Science Bite (3 minute oral presentation with PPT in live session and poster) - Students, ECRs and EMCRs only 16th Lorne Infection and Immunity 2026

The unusual TLR family member RP105 is the dominant TLR2 co-receptor for mycobacteria-induced macrophage IL-12p40 production (132572)

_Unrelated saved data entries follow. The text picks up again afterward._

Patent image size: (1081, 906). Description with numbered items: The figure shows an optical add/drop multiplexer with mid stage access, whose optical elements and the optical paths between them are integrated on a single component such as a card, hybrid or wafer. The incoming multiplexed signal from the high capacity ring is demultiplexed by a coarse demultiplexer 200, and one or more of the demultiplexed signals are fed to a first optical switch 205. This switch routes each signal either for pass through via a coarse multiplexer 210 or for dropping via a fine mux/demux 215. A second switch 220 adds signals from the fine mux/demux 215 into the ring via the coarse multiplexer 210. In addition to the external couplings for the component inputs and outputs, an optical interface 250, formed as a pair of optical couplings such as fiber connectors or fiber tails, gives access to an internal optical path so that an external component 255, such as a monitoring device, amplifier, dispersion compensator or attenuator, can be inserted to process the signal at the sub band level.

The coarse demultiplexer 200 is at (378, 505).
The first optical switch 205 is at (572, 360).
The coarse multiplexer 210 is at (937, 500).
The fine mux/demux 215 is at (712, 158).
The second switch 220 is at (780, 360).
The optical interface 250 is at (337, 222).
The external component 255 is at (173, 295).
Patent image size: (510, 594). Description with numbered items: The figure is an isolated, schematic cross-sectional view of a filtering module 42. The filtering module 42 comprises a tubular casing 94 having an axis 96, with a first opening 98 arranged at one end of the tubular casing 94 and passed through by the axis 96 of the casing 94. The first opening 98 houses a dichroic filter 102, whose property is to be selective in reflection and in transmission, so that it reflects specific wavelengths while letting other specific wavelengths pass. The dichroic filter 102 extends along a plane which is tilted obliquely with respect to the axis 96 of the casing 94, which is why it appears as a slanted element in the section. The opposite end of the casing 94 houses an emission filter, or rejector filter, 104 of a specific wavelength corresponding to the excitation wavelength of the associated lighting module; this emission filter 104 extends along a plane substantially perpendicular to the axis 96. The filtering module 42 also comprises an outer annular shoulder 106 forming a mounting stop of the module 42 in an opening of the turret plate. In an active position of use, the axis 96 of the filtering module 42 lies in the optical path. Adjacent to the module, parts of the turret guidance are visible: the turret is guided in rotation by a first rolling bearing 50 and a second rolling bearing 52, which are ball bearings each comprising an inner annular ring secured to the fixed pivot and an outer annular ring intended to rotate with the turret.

Leslie C. Domínguez Cadena 1 , Thomas E. Schultz 1 , Carmen D. Mathmann 1 , Meg L Donovan 1 , Ashleigh Gordon 1 , Isis Taylor 1 , Alun Jones 2 , Dorothy Loo 3 , Janelle Hancock 3 , Alina Vitak 1 , Matt J. Sweet 2 , Antje Blumenthal 1
  1. Frazer Institute, The University of Queensland, Translational Research Institute, Brisbane, Queensland, Australia
  2. Institute for Molecular Bioscience, The University of Queensland, Brisbane, Queensland, Australia
  3. Translational Research Institute, Brisbane, Queensland, Australia

The IL-12p40 cytokine subunit is critical for host defence against mycobacteria. Macrophages are major host cells for mycobacteria and a key cellular source of IL-12p40. Toll-like receptor 2 (TLR2) is a central driver of mycobacteria-induced IL-12p40 production. TLR2 heterodimerises with TLR1 or TLR6 to facilitate cellular activation, and both co-receptors contribute to host recognition of mycobacteria. Which TLR2 co-receptor interactions are required for mycobacteria-induced macrophage IL-12p40 production is unknown. Using primary murine macrophages, we confirmed requirement of TLR2 for macrophage IL-12p40 responses to Mycobacterium bovis BCG (BCG), the current tuberculosis vaccine. Contrary to expectations, neither TLR1 nor TLR6 were necessary for BCG-induced macrophage IL-12p40 responses. Instead, the TLR family member Radioprotective 105 (RP105) was required for BCG-induced IL-12p40 production in a manner dependent on TLR2. RP105 lacks the TLR intracellular Toll/IL-1 receptor domain essential for TLR signalling, which is consistent with lack of RP105 contributions to canonical TLR2 signalling. How RP105 contributes to mycobacteria-induced macrophage activation is unknown. RP105 contains a short cytoplasmic tail with evolutionary conserved amino acid residues of unknown function. Employing targeted mutagenesis and retroviral reconstitution of Rp105-deficient primary macrophages, we show that conserved amino acids in the RP105 cytoplasmic tail were essential for BCG-induced macrophage IL-12p40 production in a manner dependent on TLR2. Furthermore, biochemical analyses combined with high-resolution microscopy revealed that the RP105 cytoplasmic tail regulates RP105 subcellular distribution in macrophages and serves as a recruitment platform for intracellular trafficking, signalling and scaffolding machinery in BCG-infected macrophages. These findings uncovered, for the first time, a functional role for the RP105 cytoplasmic tail in the host recognition of mycobacteria. Collectively, our data highlight a key role for RP105 as the dominant TLR2 co-receptor in the recognition of mycobacteria and provide the basis for delineating unconventional TLR signalling events that orchestrate key host responses to mycobacterial infection.